Fixed broadband costs over five times more relative to average incomes in BRIC countries than in developed nations. In an interview with Developing Telecoms, Dr Hamadoun Touré, Secretary General of the ITU, called on developing and emerging markets to lower the cost of broadband relative to monthly incomes in order to narrow the ‘broadband divide’...
According to the latest statistics from the ITU, at the start of 2010 the average broadband penetration rate (number of subscriptions per 100 inhabitants) in the seven world leading markets (UK, USA, France, Germany, Canada, Australia and South Korea) was 29.6%. The cost of fixed broadband in these countries as a percentage of average monthly incomes is 0.89%.
By comparison the penetration rate in the BRIC markets (Brazil, Russia, India and China) is just 6.3%, while the cost is over five times higher as a percentage of average income at 4.82%. Many LDCs (least developed countries) have broadband penetration rates of less than 1% while the cost is commonly more than 100% of average monthly income.
In an interview with Developing Telecoms, Dr Hamadoun Touré, Secretary General of the ITU, called on governments, regulators, CSPs and ISPs in developing and emerging markets to lower the cost of broadband relative to monthly incomes in order to narrow the ‘broadband divide’.
Dr Touré believes that the ‘broadband divide’ is now more important than the ‘digital divide’ and that access to low cost broadband should be viewed as a basic necessity by all governments, much as access to clean drinking water and electricity are viewed now. The Broadband Commission, of which he is vice-chair, was set up in May 2010 with the objective of transforming the world through increased access to broadband, particularly in emerging markets. The commission, which is co-chaired by President Paul Kigame of Rwanda and Carlos Slim, the Latin American telecoms entrepreneur and one of the world’s wealthiest men, promotes the adoption of broadband-friendly regulatory frameworks, policies and practices.
“Broadband is today’s truly transformational technology,” said Dr Touré. “As with the dawn of other inventions that profoundly reshaped our society, most of us are yet to see the tremendous power and potential of these networks. It’s not just about fast web browsing. Through e-health, e-education, e-government, smart grids, smart transport systems and much more, broadband will power economic and social progress in the 21st century. When we first harnessed electricity, we thought: ‘lighting’. But the advent of the power grid was the tipping point that led to the building of skyscrapers, the rapid rise of large-scale industry, mass mobility, and even – through labour-saving home appliances – the emancipation of women.”
Dr Touré told Developing Telecoms that he believes broadband can be successfully delivered through a partnership between the public and private sectors, much as mobile telephony has been during the first decade of the new millennium. “The large cost of building broadband networks can be balanced against the economic and social advantages they deliver. WSIS provided the model for public-private sector cooperation. Putting appropriate regulatory frameworks in place has enabled mobile markets to expand massively.”
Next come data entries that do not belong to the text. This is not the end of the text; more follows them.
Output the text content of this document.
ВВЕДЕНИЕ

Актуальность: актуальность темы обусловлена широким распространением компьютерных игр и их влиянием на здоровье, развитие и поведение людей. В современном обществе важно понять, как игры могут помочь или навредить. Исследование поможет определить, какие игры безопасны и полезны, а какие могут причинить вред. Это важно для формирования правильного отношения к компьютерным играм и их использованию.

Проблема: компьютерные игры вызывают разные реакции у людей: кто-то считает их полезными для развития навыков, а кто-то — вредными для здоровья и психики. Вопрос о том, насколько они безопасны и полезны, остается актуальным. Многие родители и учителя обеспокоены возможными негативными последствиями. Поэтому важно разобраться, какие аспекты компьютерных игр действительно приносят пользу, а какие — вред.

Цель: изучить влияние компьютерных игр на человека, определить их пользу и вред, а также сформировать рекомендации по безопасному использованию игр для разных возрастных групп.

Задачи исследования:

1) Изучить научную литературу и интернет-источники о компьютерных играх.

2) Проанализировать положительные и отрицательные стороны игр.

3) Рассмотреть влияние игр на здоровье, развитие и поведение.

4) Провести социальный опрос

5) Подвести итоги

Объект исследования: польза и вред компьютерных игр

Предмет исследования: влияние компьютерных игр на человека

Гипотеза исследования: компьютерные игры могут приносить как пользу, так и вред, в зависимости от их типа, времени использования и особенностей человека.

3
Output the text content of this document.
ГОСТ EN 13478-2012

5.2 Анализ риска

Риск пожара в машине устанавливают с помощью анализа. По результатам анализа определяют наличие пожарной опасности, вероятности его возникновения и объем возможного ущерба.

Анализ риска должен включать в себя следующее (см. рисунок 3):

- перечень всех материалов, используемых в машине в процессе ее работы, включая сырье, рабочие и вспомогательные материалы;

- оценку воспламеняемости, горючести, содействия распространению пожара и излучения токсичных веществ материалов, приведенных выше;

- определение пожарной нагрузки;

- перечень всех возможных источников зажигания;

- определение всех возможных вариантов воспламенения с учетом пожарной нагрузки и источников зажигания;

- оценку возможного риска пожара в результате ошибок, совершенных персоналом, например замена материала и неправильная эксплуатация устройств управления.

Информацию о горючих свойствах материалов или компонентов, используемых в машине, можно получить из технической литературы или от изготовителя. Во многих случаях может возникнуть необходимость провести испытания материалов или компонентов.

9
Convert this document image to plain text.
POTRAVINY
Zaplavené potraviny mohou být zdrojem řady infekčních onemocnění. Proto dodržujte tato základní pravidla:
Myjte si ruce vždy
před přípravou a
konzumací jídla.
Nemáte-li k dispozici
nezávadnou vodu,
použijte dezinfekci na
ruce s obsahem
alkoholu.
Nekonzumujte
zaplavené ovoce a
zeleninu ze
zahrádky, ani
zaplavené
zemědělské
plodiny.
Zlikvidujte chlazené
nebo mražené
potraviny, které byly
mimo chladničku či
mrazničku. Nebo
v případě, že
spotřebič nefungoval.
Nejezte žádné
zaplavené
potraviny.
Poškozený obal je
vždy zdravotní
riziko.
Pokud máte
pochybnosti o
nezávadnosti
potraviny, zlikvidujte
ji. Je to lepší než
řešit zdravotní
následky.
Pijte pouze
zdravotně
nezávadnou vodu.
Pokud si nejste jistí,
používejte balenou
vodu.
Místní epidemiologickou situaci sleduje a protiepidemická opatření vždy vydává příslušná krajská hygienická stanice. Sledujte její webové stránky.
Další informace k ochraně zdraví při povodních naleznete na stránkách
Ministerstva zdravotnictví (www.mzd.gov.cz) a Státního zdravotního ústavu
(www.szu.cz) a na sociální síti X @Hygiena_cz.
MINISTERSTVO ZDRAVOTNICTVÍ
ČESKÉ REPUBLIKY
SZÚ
Dr Touré recalled that there is still resistance to deregulation in some areas and he views it as one of the key missions of the ITU to foster awareness of the advantages of deregulation of ICT. “In 1999, when I became Secretary General of the ITU, 30 countries had independent telecom regulators; now the figure is 166. At first many people from the public sector were cautious about working closely with the private sector, but they can see the benefits now.”
However, Dr Touré is firmly of the belief that top down, one size fits all solutions will not work and each country must work out the regulatory framework and business models that will best work for them.
The Broadband Commission was started at Dr Touré’s instigation in response to fears about missing some of the UN Millennium Development Goals (MDGs). Dr Touré told Developing Telecoms that he believes ICTs are the key enablement technologies which are fundamental to the achievement of all other MDGs by 2015. Dr Touré is meeting with UN Secretary-General Ban Ki-moon in New York later this month to present the findings of the Broadband Commission, just ahead of the 2010 Millennium Development Goals Summit in New York.